Bedeviled, we coaxed
the shaking puppy indoors
that dogs bark at me as I halt
by them. That there was no lineage
to keep, even better. We did not
descend from stars or sea monsters.
That a piano hammered madly
from the stereo. That we looked
in the mirror and declared Who went there?
It was us, in masks. No, it was a snarling orb.

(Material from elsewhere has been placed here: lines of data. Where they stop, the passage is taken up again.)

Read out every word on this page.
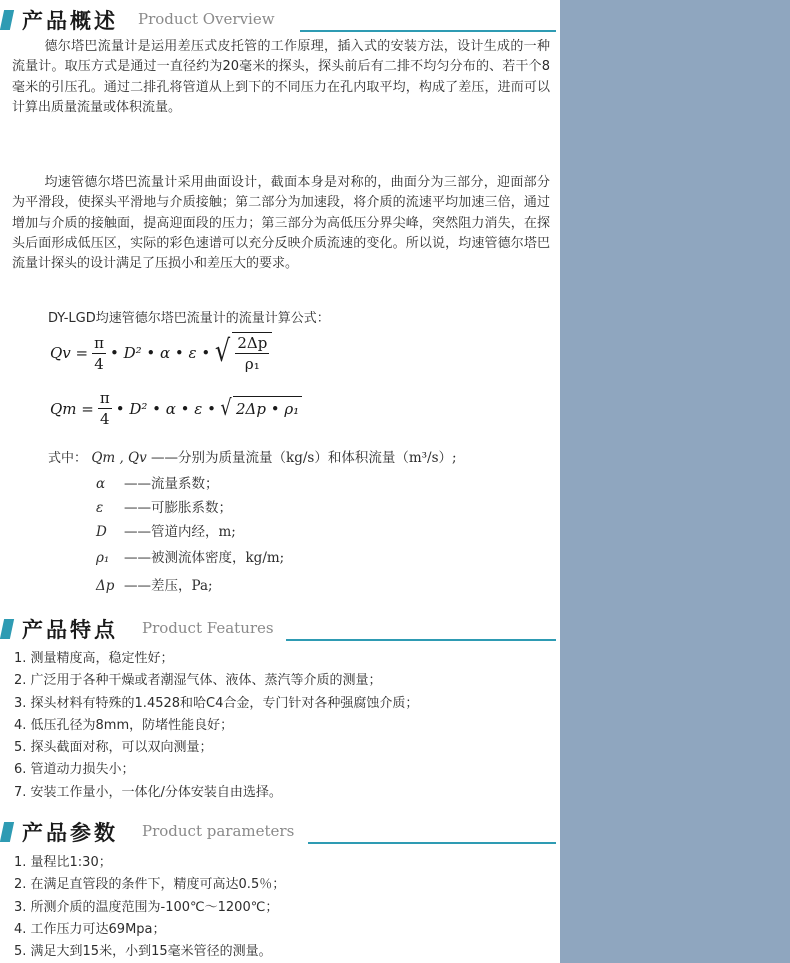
产品概述 Product Overview

德尔塔巴流量计是运用差压式皮托管的工作原理，插入式的安装方法，设计生成的一种流量计。取压方式是通过一直径约为20毫米的探头，探头前后有二排不均匀分布的、若干个8毫米的引压孔。通过二排孔将管道从上到下的不同压力在孔内取平均，构成了差压，进而可以计算出质量流量或体积流量。

均速管德尔塔巴流量计采用曲面设计，截面本身是对称的，曲面分为三部分，迎面部分为平滑段，使探头平滑地与介质接触；第二部分为加速段，将介质的流速平均加速三倍，通过增加与介质的接触面，提高迎面段的压力；第三部分为高低压分界尖峰，突然阻力消失，在探头后面形成低压区，实际的彩色速谱可以充分反映介质流速的变化。所以说，均速管德尔塔巴流量计探头的设计满足了压损小和差压大的要求。

DY-LGD均速管德尔塔巴流量计的流量计算公式：
$Qv = \frac{\pi}{4}$ • D² • α • ε • √ $\frac{2\Delta p}{\text{ρ₁}}$
$Qm = \frac{\pi}{4}$ • D² • α • ε • √ 2Δp • ρ₁
式中： Qm , Qv ——分别为质量流量（kg/s）和体积流量（m³/s）;
α ——流量系数；
ε ——可膨胀系数；
D ——管道内经，m;
ρ₁ ——被测流体密度，kg/m;
Δp ——差压，Pa;
产品特点 Product Features
1. 测量精度高，稳定性好；
2. 广泛用于各种干燥或者潮湿气体、液体、蒸汽等介质的测量；
3. 探头材料有特殊的1.4528和哈C4合金，专门针对各种强腐蚀介质；
4. 低压孔径为8mm，防堵性能良好；
5. 探头截面对称，可以双向测量；
6. 管道动力损失小；
7. 安装工作量小，一体化/分体安装自由选择。
产品参数 Product parameters
1. 量程比1:30；
2. 在满足直管段的条件下，精度可高达0.5％；
3. 所测介质的温度范围为-100℃～1200℃；
4. 工作压力可达69Mpa；
5. 满足大到15米，小到15毫米管径的测量。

No, it was a cold spot. No, don’t let
it touch me. In the basement we gathered
provisions. We were six feet under-
ground but not buried
like the coffins 50 yards away
in the graveyard, our rotting peers.
It appears more will join them soon.
In the mirror, a rudely-stamp’d face,
the lake swallowing up the clouds,
an ice-floe jammed against the beach,
an orb. No. A cold and calloused hand
to grab our feet at night. No. The newly dead,
who are simply whimpering. That I am not
one of them, I press my face into
my child’s warm neck, whisper a fable
that ends, Good night ghosts.
Here are your jewels, your laurels, your sheaths,
your coffins, your sirens, money to pay
the hangman and your breathy wreaths.